带有 void* 参数转换的 function 指针

Question

I have no idea on how to look this up, even the title is confusing, even I am confused about what I'm looking for, and the question has for sure already been asked but it's so specific to be found, so here a bit of context:

int comparison(const int* a, const int* b) {
    return *a - *b;
}

int main(int argc, char const *argv[])
{
    int arr[3] = {1,6,-2};
    qsort(arr,3,sizeof(int),comparison);
    return 0;
}

Well, it does work, but the compiler gives me a warning, because qsort wants a function of type:

int(*)(const void*, const void*) 

and comparison is a function of type:

int(*)(const int*, const int*) 

I want to know why the compiler is not happy because it just has to cast the address. It should even be happy to give a type to a void* pointer. Is this really bad? Like an undefined behavior or something? Or just the compiler whining about nothing much?

Answer 1

After other reasons already given, there's another one. Historically there were platforms for which void * and int * had different bit arrangements, I've heard rumor of one where void * and int * were different sizes. That function pointer cast won't always work.
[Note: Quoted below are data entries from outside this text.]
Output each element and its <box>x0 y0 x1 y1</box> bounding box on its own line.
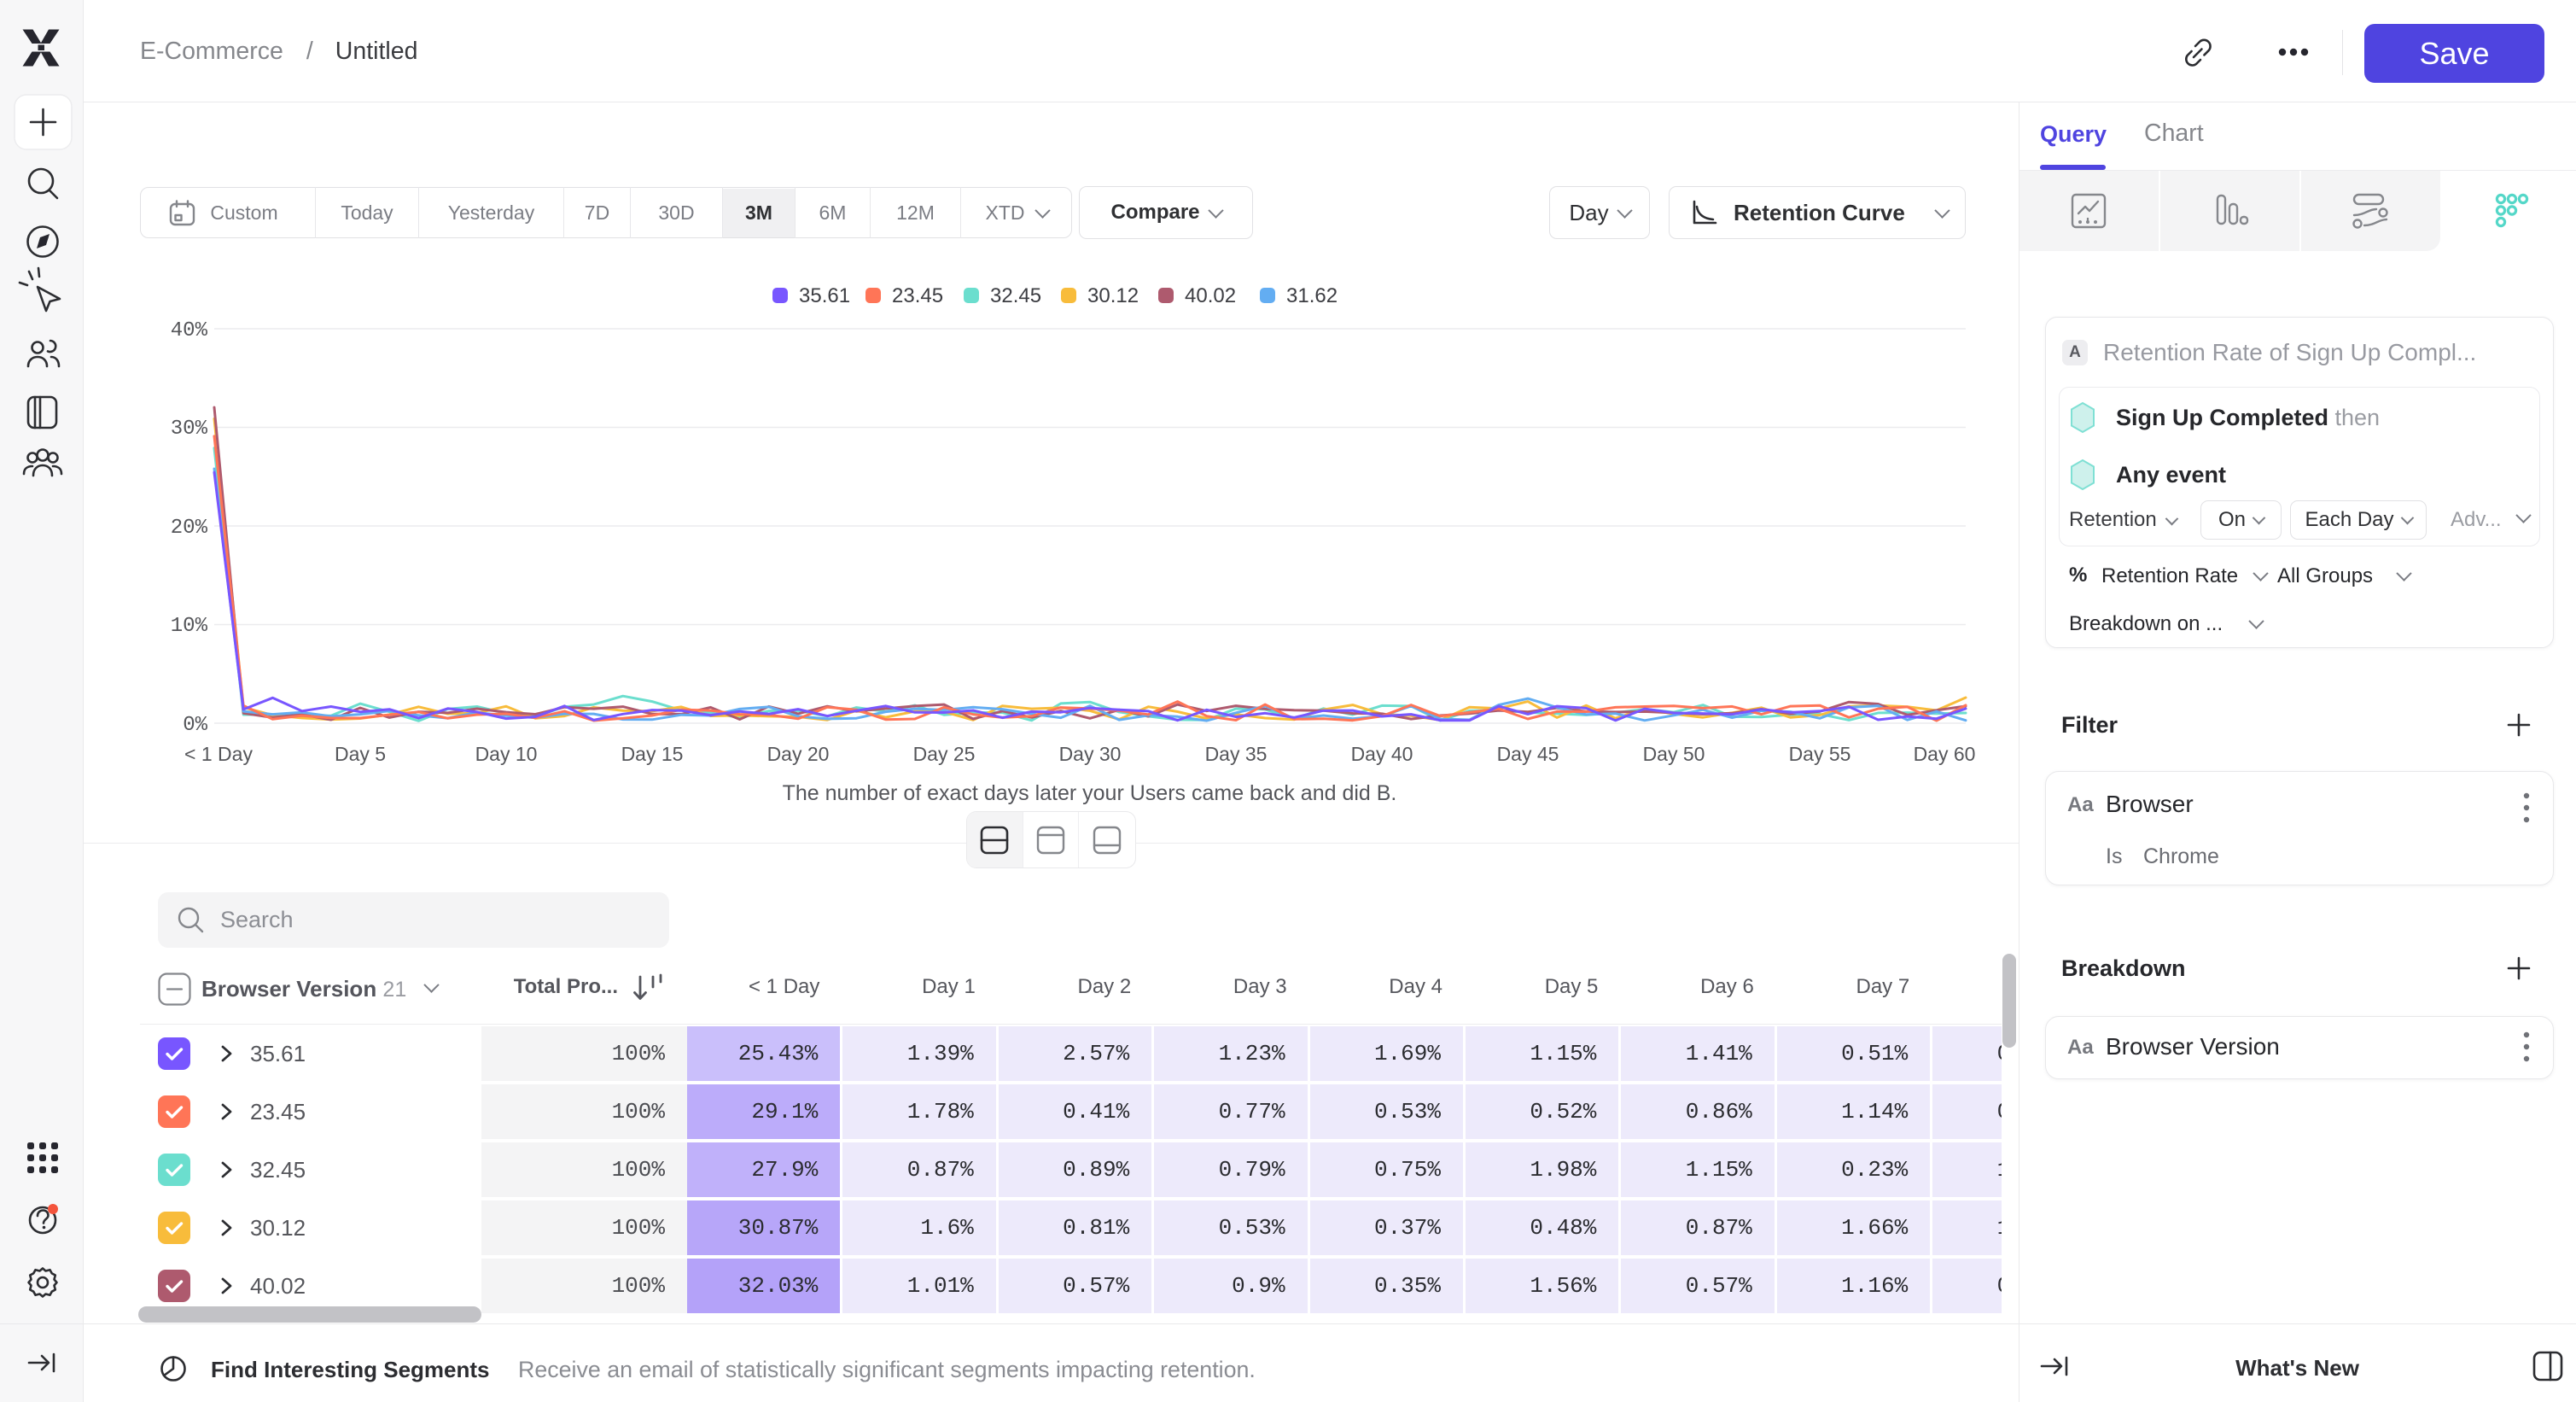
svg-text:Day 50: Day 50 <box>1643 743 1705 765</box>
svg-text:Day 20: Day 20 <box>767 743 830 765</box>
svg-text:Day 5: Day 5 <box>335 743 386 765</box>
svg-text:Day 40: Day 40 <box>1351 743 1413 765</box>
svg-text:Day 10: Day 10 <box>475 743 538 765</box>
svg-text:30%: 30% <box>171 418 208 441</box>
svg-text:Day 25: Day 25 <box>913 743 976 765</box>
svg-text:0%: 0% <box>183 714 207 737</box>
svg-text:10%: 10% <box>171 615 208 638</box>
svg-text:Day 45: Day 45 <box>1497 743 1559 765</box>
svg-text:Day 30: Day 30 <box>1059 743 1122 765</box>
svg-text:Day 35: Day 35 <box>1205 743 1268 765</box>
svg-text:40%: 40% <box>171 319 208 342</box>
svg-text:Day 55: Day 55 <box>1789 743 1851 765</box>
svg-text:20%: 20% <box>171 517 208 540</box>
svg-text:< 1 Day: < 1 Day <box>184 743 253 765</box>
svg-text:Day 60: Day 60 <box>1914 743 1976 765</box>
svg-text:Day 15: Day 15 <box>621 743 684 765</box>
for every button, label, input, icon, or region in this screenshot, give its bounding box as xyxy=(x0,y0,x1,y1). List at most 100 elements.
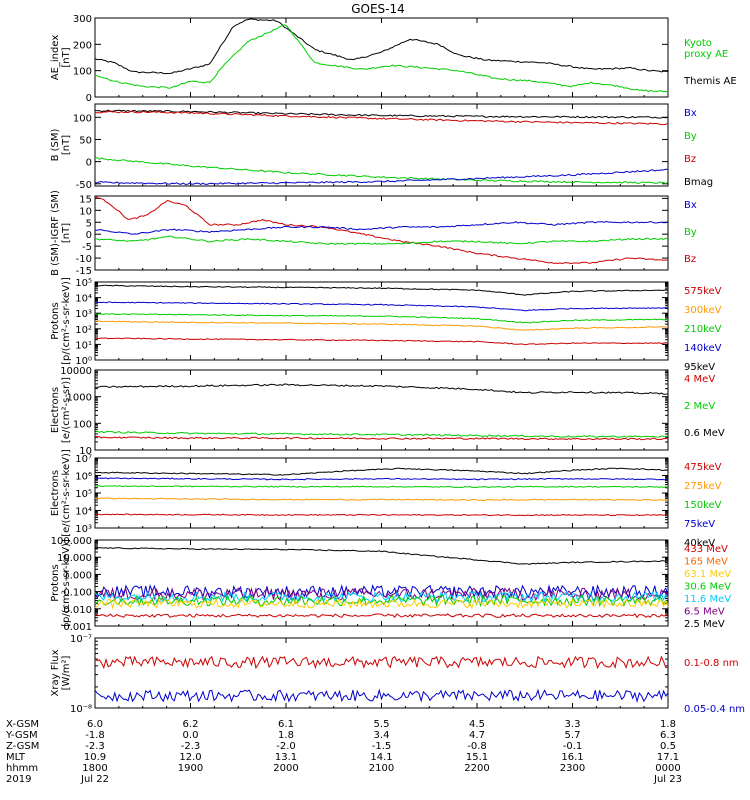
y-axis-label-line: [W/m²] xyxy=(61,655,72,690)
y-tick-label: 10000 xyxy=(60,366,92,377)
legend-label: Themis AE xyxy=(683,76,737,87)
y-tick-label: 100 xyxy=(73,113,92,124)
series-line-6-5-mev xyxy=(94,583,669,600)
legend-label: 0.6 MeV xyxy=(684,428,725,439)
y-axis-label-line: B (SM)-IGRF (SM) xyxy=(50,190,61,276)
series-line-by xyxy=(94,235,669,246)
y-tick-label: 10.000 xyxy=(57,553,92,564)
panel-7: 0.0010.0100.1001.00010.000100.000Protons… xyxy=(50,536,731,633)
y-tick-label: 100 xyxy=(73,67,92,78)
legend-label: 275keV xyxy=(684,481,722,492)
legend-label: Bx xyxy=(684,108,697,119)
series-line-kyoto-proxy-ae xyxy=(94,24,669,93)
y-axis-label: B (SM) [nT] xyxy=(50,128,72,161)
legend-label: By xyxy=(684,227,697,238)
legend-label: 30.6 MeV xyxy=(684,582,731,593)
x-axis-cell: 6.0 xyxy=(87,719,103,730)
y-tick-label: 100 xyxy=(73,419,92,430)
series-line-2-mev xyxy=(94,430,669,438)
x-axis-cell: -2.0 xyxy=(276,741,296,752)
y-axis-label-line: Electrons xyxy=(50,470,61,516)
series-line-95kev xyxy=(95,337,669,346)
y-tick-label: 10⁵ xyxy=(75,489,92,500)
legend-label: 0.1-0.8 nm xyxy=(684,658,739,669)
series-line-bz xyxy=(95,110,669,126)
y-tick-label: 10⁻⁸ xyxy=(70,704,92,715)
y-axis-label-line: [nT] xyxy=(61,47,72,67)
series-line-bmag xyxy=(94,109,669,119)
x-axis-cell: 14.1 xyxy=(370,752,392,763)
legend-label: 575keV xyxy=(684,286,722,297)
y-tick-label: 10⁴ xyxy=(75,507,92,518)
series-line-575kev xyxy=(94,284,669,296)
legend-label: Kyoto xyxy=(684,38,712,49)
series-line-2-5-mev xyxy=(94,547,669,565)
y-tick-label: 0.010 xyxy=(63,605,92,616)
series-line-210kev xyxy=(94,313,669,324)
x-axis-cell: 0000 xyxy=(655,763,680,774)
x-axis-cell: 10.9 xyxy=(84,752,106,763)
x-axis-cell: 5.7 xyxy=(565,730,581,741)
legend-label: 95keV xyxy=(684,362,715,373)
x-axis-cell: 3.4 xyxy=(374,730,390,741)
legend-label: proxy AE xyxy=(684,49,728,60)
series-line-140kev xyxy=(94,320,669,331)
x-axis-cell: 0.5 xyxy=(660,741,676,752)
x-axis-cell: 17.1 xyxy=(657,752,679,763)
legend-label: 150keV xyxy=(684,500,722,511)
series-line-475kev xyxy=(94,467,668,476)
legend-label: 300keV xyxy=(684,305,722,316)
legend-label: 0.05-0.4 nm xyxy=(684,704,745,715)
x-axis-row-label: hhmm xyxy=(6,763,38,774)
legend-label: 75keV xyxy=(684,519,715,530)
legend-label: 40keV xyxy=(684,538,715,549)
x-axis-cell: 5.5 xyxy=(374,719,390,730)
y-tick-label: 1.000 xyxy=(63,570,92,581)
y-tick-label: 10⁴ xyxy=(75,294,92,305)
legend-label: 11.6 MeV xyxy=(684,594,731,605)
y-axis-label-line: B (SM) xyxy=(50,128,61,161)
series-line-275kev xyxy=(94,477,669,481)
series-line-30-6-mev xyxy=(94,590,669,604)
legend-label: 165 MeV xyxy=(684,557,728,568)
y-tick-label: 1000 xyxy=(67,393,92,404)
y-tick-label: -50 xyxy=(76,180,92,191)
x-axis-cell: Jul 23 xyxy=(653,774,682,785)
y-tick-label: 0.001 xyxy=(63,622,92,633)
series-line-bx xyxy=(94,220,669,235)
x-axis-cell: 2000 xyxy=(273,763,298,774)
x-axis-cell: -2.3 xyxy=(181,741,201,752)
y-axis-label: Electrons [e/(cm²-s-sr-keV)] xyxy=(50,449,72,537)
series-line-bz xyxy=(94,195,668,265)
x-axis-row-label: Z-GSM xyxy=(6,741,39,752)
x-axis-row-label: Y-GSM xyxy=(5,730,38,741)
x-axis-cell: 1800 xyxy=(82,763,107,774)
y-tick-label: 10⁵ xyxy=(75,278,92,289)
y-tick-label: 10¹ xyxy=(75,340,92,351)
x-axis-cell: 1.8 xyxy=(660,719,676,730)
panel-frame xyxy=(94,539,669,627)
y-tick-label: 10 xyxy=(79,446,92,457)
legend-label: Bmag xyxy=(684,177,713,188)
series-line-11-6-mev xyxy=(94,586,669,602)
x-axis-row-label: 2019 xyxy=(6,774,31,785)
legend-label: 210keV xyxy=(684,324,722,335)
y-tick-label: 10⁻⁷ xyxy=(70,634,92,645)
y-tick-label: 10⁷ xyxy=(75,454,92,465)
series-line-165-mev xyxy=(94,597,669,610)
legend-label: Bz xyxy=(684,154,696,165)
y-axis-label-line: [e/(cm²-s-sr)] xyxy=(61,377,72,443)
y-tick-label: 10³ xyxy=(75,524,92,535)
x-axis-cell: 6.1 xyxy=(278,719,294,730)
series-line-75kev xyxy=(94,497,669,502)
series-line-0-6-mev xyxy=(94,383,669,395)
legend-label: By xyxy=(684,131,697,142)
y-tick-label: 200 xyxy=(73,40,92,51)
x-axis-cell: 13.1 xyxy=(275,752,297,763)
x-axis-cell: 3.3 xyxy=(565,719,581,730)
legend-label: 6.5 MeV xyxy=(684,607,725,618)
y-tick-label: -5 xyxy=(82,242,92,253)
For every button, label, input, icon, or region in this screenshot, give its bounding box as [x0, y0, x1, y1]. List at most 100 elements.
  const int *ia = (const int *)a;
  const int *ib = (const int *)b;

might not compile away to ia = a; but rather to something like ia = a >> 1 ; So there's really got to be a place for those instructions to be.

Answer 2

The qsort function takes as one of its arguments a function of a type you are not passing. So you'll need to change that.

Inside the comparator, you can recast the pointers to the desired type.

Additionally, you need to dereference the values of the const int pointers you are passing into the comparator function:

#include <stdio.h>
#include <stdlib.h>

static int 
comparator(const void *a, const void *b) 
{
    return *(const int *)a - *(const int *)b;
}

static void
printArr(int arr[], int n) 
{ 
    int i; 
    for (i = 0; i < n; ++i) {
        printf("%d ", arr[i]);
    } 
} 

int
main(int argc, const char **argv)
{
    int arr[3] = {1, 6, -2};
    qsort(arr, 3, sizeof(int), comparator);
    printArr(arr, 3);

    return EXIT_SUCCESS;
}

Answer 3

why he (the compiler) is not happy.

qsort() expects a function point of type int (*)(const void *a, const void *b) , not int (*)(const int *a, const int *b) . The compiler could guess its OK and beform a cast, yet it is more productive for the compiler to warn about such problems.

Or just the compiler whining about nothing much?

By warming you, you are allowed to determine the degree of the problem.

---

In addition to @Alex Reynolds good answer, note that *a - *b may overflow, resulting in the wrong comparison.

Instead:

int comparison(const void *a, const void *b) {
  const int *ia = (const int *)a;
  const int *ib = (const int *)b;
  return (*ia > *ab) - (*ia < *ib);
}

Good compilers recognize the (p>q) - (p<q) idiom and emit efficient code.